My main focus has been on methods for identifying transcription factor binding sites in sequences. This area offers an interesting and challenging set of methodological problems as well as the opportunity to work closely with laboratory scientists who are developing an understanding of mechanisms of transcriptional regulation. Transcription factor binding sites are short functional elements (5-30 base pairs) in the genomes which, when bound by proteins, induce or repress gene transcription. Transcription controls temporal and spatial gene expression; thus, it is vital to many cellular processes. We have been working on methods to improve the accuracy of transcription factor binding site identification. Specifically, we developed an efficient algorithm for identifying conserved segments between two promoter sequences. Like many others, we reasoned that functional elements are more likely to be found in conserved regions than non-conserved regions. Similarly, we worked on methods that improve the quality of statistical models for binding site identification. We developed a publically available tool for de novo discovery of transcription factor binding sites in a set of DNA sequences based on statistical over-representation of the binding sites without requiring prior knowledge on where the binding sites are located and what they look like. Recently, we developed a statistical method for identifying transcription co-regulators' motifs in ChIP-seq data. It is known that multiple transcription factors may work together to regulate gene expression in development and specification. Most existing methods for motif discovery consider only one motif at a time. We have developed a multi-component mixture framework to model the joint distribution of two motifs. We classify a sequence as containing either motif 1 or motif 2, both motifs 1 and 2, or pure statistical "noise".

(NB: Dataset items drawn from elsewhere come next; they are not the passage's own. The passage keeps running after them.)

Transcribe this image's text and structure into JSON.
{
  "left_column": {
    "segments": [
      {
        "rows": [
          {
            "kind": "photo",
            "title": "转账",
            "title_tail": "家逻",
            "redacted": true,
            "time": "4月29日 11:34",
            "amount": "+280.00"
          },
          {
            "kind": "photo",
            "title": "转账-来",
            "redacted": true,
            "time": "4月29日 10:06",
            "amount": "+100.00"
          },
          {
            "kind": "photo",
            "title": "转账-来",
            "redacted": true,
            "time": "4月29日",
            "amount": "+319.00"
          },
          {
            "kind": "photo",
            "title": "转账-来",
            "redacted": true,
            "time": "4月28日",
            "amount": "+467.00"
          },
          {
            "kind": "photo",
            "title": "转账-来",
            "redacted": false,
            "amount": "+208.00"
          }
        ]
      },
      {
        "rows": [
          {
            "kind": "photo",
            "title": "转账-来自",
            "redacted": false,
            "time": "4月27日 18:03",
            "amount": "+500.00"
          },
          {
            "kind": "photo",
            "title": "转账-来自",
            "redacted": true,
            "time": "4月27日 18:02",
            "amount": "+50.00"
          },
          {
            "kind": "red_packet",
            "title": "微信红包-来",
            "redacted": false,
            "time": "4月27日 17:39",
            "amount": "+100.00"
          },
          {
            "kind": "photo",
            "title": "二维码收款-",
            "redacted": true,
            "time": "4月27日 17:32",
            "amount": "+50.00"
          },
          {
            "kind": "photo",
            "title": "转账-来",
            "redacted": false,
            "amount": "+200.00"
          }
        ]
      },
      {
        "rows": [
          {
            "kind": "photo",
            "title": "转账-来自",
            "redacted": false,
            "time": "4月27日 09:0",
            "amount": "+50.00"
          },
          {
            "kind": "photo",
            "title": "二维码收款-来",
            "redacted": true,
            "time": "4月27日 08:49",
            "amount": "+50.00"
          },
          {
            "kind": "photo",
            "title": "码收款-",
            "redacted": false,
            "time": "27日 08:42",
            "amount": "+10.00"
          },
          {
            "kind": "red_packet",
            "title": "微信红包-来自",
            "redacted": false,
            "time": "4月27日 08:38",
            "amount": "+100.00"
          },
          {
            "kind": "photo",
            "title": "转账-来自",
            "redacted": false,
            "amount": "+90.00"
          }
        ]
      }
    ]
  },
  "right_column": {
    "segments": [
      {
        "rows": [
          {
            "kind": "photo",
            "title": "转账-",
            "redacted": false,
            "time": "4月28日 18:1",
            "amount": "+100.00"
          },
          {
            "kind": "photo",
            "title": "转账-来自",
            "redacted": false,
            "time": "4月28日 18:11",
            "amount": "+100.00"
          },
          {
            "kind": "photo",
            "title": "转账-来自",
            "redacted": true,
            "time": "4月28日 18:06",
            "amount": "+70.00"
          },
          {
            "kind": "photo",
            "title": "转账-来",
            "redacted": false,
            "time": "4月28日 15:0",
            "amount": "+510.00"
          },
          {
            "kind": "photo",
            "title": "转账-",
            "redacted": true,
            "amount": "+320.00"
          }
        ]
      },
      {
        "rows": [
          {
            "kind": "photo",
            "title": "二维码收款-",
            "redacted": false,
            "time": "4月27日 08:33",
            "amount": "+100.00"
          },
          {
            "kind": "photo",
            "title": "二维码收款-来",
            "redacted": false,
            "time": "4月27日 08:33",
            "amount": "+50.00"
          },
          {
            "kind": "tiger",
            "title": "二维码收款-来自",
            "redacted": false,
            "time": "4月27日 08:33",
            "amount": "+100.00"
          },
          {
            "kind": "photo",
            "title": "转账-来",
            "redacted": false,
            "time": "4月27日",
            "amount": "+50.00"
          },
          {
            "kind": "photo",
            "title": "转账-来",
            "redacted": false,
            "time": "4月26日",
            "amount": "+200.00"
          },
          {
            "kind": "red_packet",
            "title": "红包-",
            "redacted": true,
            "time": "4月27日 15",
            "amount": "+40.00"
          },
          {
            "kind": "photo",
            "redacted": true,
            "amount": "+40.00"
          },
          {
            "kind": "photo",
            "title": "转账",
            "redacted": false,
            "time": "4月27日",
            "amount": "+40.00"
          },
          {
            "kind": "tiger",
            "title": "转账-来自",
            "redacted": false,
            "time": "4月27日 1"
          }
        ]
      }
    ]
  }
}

We are also developing methods and tools for the analysis of next-generation sequencing (NGS) data, in particular, statistical/computational methods that detect differential changes not only in gene expression but also in splicing patterns from mRNA-seq data. Tools for detecting differential splicing could have a major impact in toxicogenomics, as examples exist where changes or imbalances in isoforms have been implicated in tumor development.

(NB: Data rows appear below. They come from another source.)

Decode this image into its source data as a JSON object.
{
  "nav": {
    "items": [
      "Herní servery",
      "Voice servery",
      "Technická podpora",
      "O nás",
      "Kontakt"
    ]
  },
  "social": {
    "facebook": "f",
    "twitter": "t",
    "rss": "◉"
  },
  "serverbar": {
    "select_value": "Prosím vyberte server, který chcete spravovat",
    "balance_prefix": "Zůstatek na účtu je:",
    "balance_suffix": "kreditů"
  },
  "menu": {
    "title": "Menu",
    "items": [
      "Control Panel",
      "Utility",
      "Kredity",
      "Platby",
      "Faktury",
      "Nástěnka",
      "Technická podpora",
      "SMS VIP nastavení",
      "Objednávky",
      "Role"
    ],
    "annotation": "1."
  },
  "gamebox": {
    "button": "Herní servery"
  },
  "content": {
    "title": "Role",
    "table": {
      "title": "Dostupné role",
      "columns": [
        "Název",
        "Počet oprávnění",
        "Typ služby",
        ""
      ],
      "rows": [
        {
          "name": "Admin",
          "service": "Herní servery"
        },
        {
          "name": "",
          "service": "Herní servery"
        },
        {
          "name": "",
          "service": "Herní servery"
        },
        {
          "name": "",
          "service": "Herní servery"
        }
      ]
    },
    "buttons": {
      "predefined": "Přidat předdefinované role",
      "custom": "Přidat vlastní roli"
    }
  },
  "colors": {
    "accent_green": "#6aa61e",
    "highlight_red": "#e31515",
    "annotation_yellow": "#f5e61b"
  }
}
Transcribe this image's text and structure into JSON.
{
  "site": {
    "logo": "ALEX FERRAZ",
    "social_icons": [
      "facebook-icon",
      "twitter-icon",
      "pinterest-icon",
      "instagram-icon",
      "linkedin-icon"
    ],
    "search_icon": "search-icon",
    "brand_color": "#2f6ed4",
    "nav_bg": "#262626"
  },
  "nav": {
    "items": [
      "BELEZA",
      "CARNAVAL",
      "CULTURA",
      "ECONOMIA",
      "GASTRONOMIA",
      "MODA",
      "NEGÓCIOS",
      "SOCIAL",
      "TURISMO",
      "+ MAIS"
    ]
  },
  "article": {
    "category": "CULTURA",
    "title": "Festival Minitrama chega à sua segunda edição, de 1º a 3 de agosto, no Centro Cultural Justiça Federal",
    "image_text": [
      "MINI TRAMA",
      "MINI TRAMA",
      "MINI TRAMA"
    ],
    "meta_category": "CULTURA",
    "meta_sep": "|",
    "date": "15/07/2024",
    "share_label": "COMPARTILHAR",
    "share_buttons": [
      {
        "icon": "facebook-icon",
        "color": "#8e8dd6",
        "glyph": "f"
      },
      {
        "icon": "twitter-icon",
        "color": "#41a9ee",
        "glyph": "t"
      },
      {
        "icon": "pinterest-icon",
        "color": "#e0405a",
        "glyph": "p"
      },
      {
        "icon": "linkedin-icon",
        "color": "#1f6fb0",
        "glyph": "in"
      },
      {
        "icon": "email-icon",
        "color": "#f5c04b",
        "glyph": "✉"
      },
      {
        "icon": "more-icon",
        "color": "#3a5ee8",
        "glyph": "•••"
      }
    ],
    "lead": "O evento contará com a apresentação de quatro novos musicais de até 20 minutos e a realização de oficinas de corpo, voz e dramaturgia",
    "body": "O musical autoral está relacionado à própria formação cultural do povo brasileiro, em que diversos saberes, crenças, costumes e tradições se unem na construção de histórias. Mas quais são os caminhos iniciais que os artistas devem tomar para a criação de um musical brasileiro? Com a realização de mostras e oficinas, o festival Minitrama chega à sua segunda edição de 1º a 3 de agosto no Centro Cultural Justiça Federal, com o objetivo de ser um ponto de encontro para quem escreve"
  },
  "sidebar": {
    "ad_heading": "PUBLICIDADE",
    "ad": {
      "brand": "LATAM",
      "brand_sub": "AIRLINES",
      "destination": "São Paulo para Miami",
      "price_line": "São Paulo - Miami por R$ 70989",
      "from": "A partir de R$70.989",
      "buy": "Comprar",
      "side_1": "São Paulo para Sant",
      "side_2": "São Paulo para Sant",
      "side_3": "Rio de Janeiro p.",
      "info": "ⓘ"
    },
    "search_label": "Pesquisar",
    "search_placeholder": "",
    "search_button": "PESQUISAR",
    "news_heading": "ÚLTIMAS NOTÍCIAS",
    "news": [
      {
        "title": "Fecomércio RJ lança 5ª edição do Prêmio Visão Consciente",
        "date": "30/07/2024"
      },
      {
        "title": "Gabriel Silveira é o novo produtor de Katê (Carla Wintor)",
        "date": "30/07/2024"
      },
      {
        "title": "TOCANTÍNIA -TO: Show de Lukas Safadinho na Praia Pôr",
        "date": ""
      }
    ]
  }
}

We also have long-standing interests in mining high dimensional genomic data, pattern recognition and classification. Recently, we started a new project that addresses the research question: what is the biological relevance of those CTCF sites that are bound by CTCF (CCCTC-binding factor) in most or all cell lines? In other words, what biological processes/functions does CTCF regulate that are fundamental to most cell lines? Knowing the functional relevance of the constitutive CTCF sites could have far-reaching scientific impact. This potentially would allow us to identify 1) any biological processes that require universal participation of CTCF; 2) other proteins and epigenetic marks that are associated with such processes; 3) the genomic loci at/near where CTCF participates in the processes. Furthermore, the computational methods that we develop in this endeavor will be useful for pooled analyses of hundreds to thousands of ChIP-seq datasets that have been and will be generated.
Dr. Li obtained his Ph.D. in medicinal chemistry at the University of North Carolina at Chapel Hill. He has a broad background in statistics, biology, computer sciences and chemistry. His research focuses on statistical and computational methods for identifying transcription factor binding sites in ChIP-seq data and for analyzing mRNA-seq data. He has long-standing interests in mining high dimensional genomic data, pattern recognition and classification.